Dinner at the Cockatoo Portuguese restaurant was well worth the legwork. For the next few days the dogs frolicked on a nearby lonely beach, and the anchorage was well protected and peaceful, and we enjoyed watching the lobster boats work.

It turns out there were no groceries to be found on the island at all, just an ice cream shack and a small convenience store, more or less the same story we'd been finding at all the lonely islands. Perhaps the locals don't eat fresh fruit or vegetables. Or maybe they grow their own.

Al, Elsa and I walked the mile and a half to the town of Stonington. Alas, not a fresh fruit or veggie to be found. It was a lovely walk nonetheless.

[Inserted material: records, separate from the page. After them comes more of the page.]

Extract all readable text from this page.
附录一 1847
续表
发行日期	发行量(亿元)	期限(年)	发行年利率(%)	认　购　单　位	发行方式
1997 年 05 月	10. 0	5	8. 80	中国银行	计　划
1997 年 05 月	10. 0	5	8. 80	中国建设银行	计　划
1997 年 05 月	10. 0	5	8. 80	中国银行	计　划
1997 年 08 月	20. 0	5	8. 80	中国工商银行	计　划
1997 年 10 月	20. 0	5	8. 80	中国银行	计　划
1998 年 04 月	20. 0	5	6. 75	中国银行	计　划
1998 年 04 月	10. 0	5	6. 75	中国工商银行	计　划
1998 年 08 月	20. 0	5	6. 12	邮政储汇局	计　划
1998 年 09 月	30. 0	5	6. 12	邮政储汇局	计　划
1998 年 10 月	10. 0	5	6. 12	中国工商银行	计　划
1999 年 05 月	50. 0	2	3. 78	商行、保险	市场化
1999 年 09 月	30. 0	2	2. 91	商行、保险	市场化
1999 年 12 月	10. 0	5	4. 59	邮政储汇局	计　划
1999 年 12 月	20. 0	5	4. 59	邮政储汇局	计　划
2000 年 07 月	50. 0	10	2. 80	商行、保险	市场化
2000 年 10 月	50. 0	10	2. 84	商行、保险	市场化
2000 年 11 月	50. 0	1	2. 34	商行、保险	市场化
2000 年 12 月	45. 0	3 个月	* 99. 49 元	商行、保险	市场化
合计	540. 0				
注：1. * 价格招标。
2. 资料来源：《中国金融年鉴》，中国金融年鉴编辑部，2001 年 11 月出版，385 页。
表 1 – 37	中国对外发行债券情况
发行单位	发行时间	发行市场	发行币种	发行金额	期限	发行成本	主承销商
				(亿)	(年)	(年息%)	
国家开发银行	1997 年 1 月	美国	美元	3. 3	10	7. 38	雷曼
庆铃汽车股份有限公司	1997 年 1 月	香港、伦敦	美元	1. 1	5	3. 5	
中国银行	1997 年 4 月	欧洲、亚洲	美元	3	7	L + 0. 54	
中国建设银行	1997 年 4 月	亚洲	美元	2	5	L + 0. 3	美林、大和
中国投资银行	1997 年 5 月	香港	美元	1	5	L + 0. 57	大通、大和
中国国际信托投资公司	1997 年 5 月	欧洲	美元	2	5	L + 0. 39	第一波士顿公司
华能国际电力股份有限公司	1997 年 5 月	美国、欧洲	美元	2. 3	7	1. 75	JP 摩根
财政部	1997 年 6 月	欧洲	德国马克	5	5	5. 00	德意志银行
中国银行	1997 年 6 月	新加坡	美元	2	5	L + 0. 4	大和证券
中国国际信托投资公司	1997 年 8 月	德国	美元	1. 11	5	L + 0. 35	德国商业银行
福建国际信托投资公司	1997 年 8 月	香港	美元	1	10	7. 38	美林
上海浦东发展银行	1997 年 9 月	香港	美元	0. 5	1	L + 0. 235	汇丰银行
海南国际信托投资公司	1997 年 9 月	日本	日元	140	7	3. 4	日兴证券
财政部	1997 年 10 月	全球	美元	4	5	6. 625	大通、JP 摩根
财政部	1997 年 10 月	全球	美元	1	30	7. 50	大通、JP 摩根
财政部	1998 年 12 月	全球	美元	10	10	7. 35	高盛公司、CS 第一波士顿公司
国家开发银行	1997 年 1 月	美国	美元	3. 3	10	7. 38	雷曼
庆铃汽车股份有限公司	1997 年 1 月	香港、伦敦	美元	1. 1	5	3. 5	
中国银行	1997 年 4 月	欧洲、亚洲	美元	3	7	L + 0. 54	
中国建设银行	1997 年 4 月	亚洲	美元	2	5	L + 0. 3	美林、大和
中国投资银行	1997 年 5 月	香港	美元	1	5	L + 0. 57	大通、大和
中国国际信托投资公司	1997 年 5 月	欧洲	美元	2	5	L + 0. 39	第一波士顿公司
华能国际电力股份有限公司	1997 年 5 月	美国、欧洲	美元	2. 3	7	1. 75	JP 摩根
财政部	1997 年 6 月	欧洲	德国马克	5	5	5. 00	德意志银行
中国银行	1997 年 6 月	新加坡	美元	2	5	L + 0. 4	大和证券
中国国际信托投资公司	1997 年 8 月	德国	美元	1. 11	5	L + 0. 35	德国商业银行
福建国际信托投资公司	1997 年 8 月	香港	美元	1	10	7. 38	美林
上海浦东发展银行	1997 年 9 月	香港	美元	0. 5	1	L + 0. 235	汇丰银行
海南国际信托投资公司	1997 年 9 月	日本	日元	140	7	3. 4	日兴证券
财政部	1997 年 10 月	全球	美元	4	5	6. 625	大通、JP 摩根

As we rounded the corner we found ourselves approaching the lobster boat race starting line. Yes, it's a thing in Stonington in July and it's a total madhouse, complete with lobstermen taunting one another on the radio, and big Coast Guard and harbor patrol vessels doing their best to keep the racing separated from the spectators. We skirted the edge of the pandemonium for a while before deciding our best course of action was just to go around the island the long way and stay way out of their way.

Stonington is very much a blue-collar working town. The guidebook warns that they actively discourage visitors. All our contact with the locals was friendly, but all the same we kept our visit very brief.

The mooring field at Stonington, all lobster boats and no pleasure craft tell the story. We're working here. Go vacation somewhere else.

Somewhere during this couple of weeks of anchoring out, we discovered that we just don't make enough power to keep up with day-to-day living aboard, and were having to run the motor to top off the batteries every few days. So back to Rockland for some new solar panels for Minerva. Oh, and fresh fruit and veggies. Can't be getting scurvy after all.